The beige and silver grey prototype, registered HB-SIA, was largely made out of composite materials and complex alloys, to marry the wing span of a Airbus A340 intercontinental airliner with a weight of just 1,600 kilogrammes.
The 12,000 ultra thin solar cells, spread over a wing area equivalent to 200 square metres, fed a 400 kilogramme load of lithium polymer batteries, which have still not reached mass production electric cars.
Each of the four electric motors produced up to ten horsepower - six kilowatts - each barely more than the one that helped the Wright Brothers to make history in 1903 by hopping off the ground on the first powered flight.

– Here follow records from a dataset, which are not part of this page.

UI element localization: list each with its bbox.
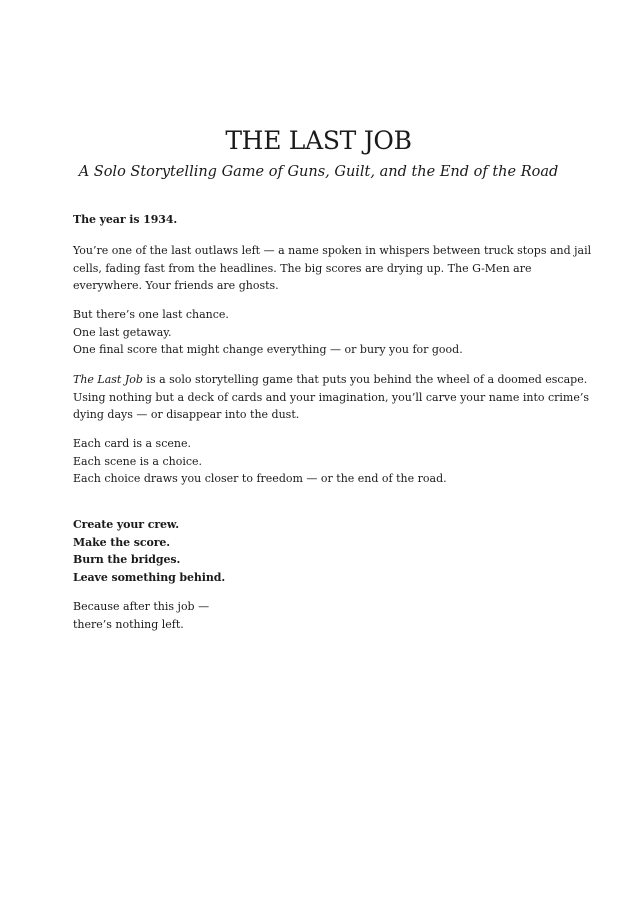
command-line: Leave something behind. xyxy=(73,570,226,584)
page-subtitle: A Solo Storytelling Game of Guns, Guilt, and the End of the Road xyxy=(78,164,559,180)
cards-line: Each card is a scene. xyxy=(73,437,191,450)
description-line: Using nothing but a deck of cards and your imagination, you’ll carve your name into crime’s xyxy=(73,390,590,404)
command-line: Burn the bridges. xyxy=(73,553,181,566)
closing-line: there’s nothing left. xyxy=(73,617,184,631)
closing-line: Because after this job — xyxy=(73,600,210,613)
chance-paragraph xyxy=(73,306,573,359)
description-line-first xyxy=(73,371,588,389)
closing-paragraph xyxy=(73,598,573,633)
cards-paragraph xyxy=(73,435,573,488)
description-paragraph xyxy=(73,371,590,424)
intro-line: everywhere. Your friends are ghosts. xyxy=(73,279,279,292)
chance-line: But there’s one last chance. xyxy=(73,308,229,321)
cards-line: Each scene is a choice. xyxy=(73,454,203,468)
cards-line: Each choice draws you closer to freedom — or the end of the road. xyxy=(73,472,447,485)
intro-paragraph xyxy=(73,242,592,295)
command-line: Create your crew. xyxy=(73,518,179,531)
commands-paragraph xyxy=(73,516,573,586)
description-first-rest: is a solo storytelling game that puts you behind the wheel of a doomed escape. xyxy=(142,373,588,386)
command-line: Make the score. xyxy=(73,535,171,549)
chance-line: One last getaway. xyxy=(73,325,172,339)
chance-line: One final score that might change everything — or bury you for good. xyxy=(73,343,463,356)
year-line: The year is 1934. xyxy=(73,213,178,226)
description-line: dying days — or disappear into the dust. xyxy=(73,408,300,421)
intro-line: cells, fading fast from the headlines. The big scores are drying up. The G-Men are xyxy=(73,261,532,275)
intro-line: You’re one of the last outlaws left — a name spoken in whispers between truck stops and jail xyxy=(73,244,592,257)
page-title: THE LAST JOB xyxy=(225,126,412,155)
game-title-italic: The Last Job xyxy=(73,373,143,386)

The 3.5-metre long propellors also rotated noticeably slowly compared to a traditional propellor engined aircraft.
Some of the control systems were specially made, including a highly precise instrument to measure the smallest change in tilt of the aircraft, which was made by a watchmaking group, according to Solar Impulse.
The instrument was also rigged up to the sleeves of a flight jacket to alert the pilot to any excessive change.
Pilot Andre Borschberg said the seven years of planning, design, construction and refinement of the aircraft had helped yield about 50 developments on materials technology for one supplier.
The batteries were also improved, he added, in some instances by bringing separate industrial partners and suppliers together in the project.
"The second airplane will be even more performing with lighter, thinner solar cells and more efficient systems," said Solar Impulse chief Bertrand Piccard, also promising more stretching room for the pilot.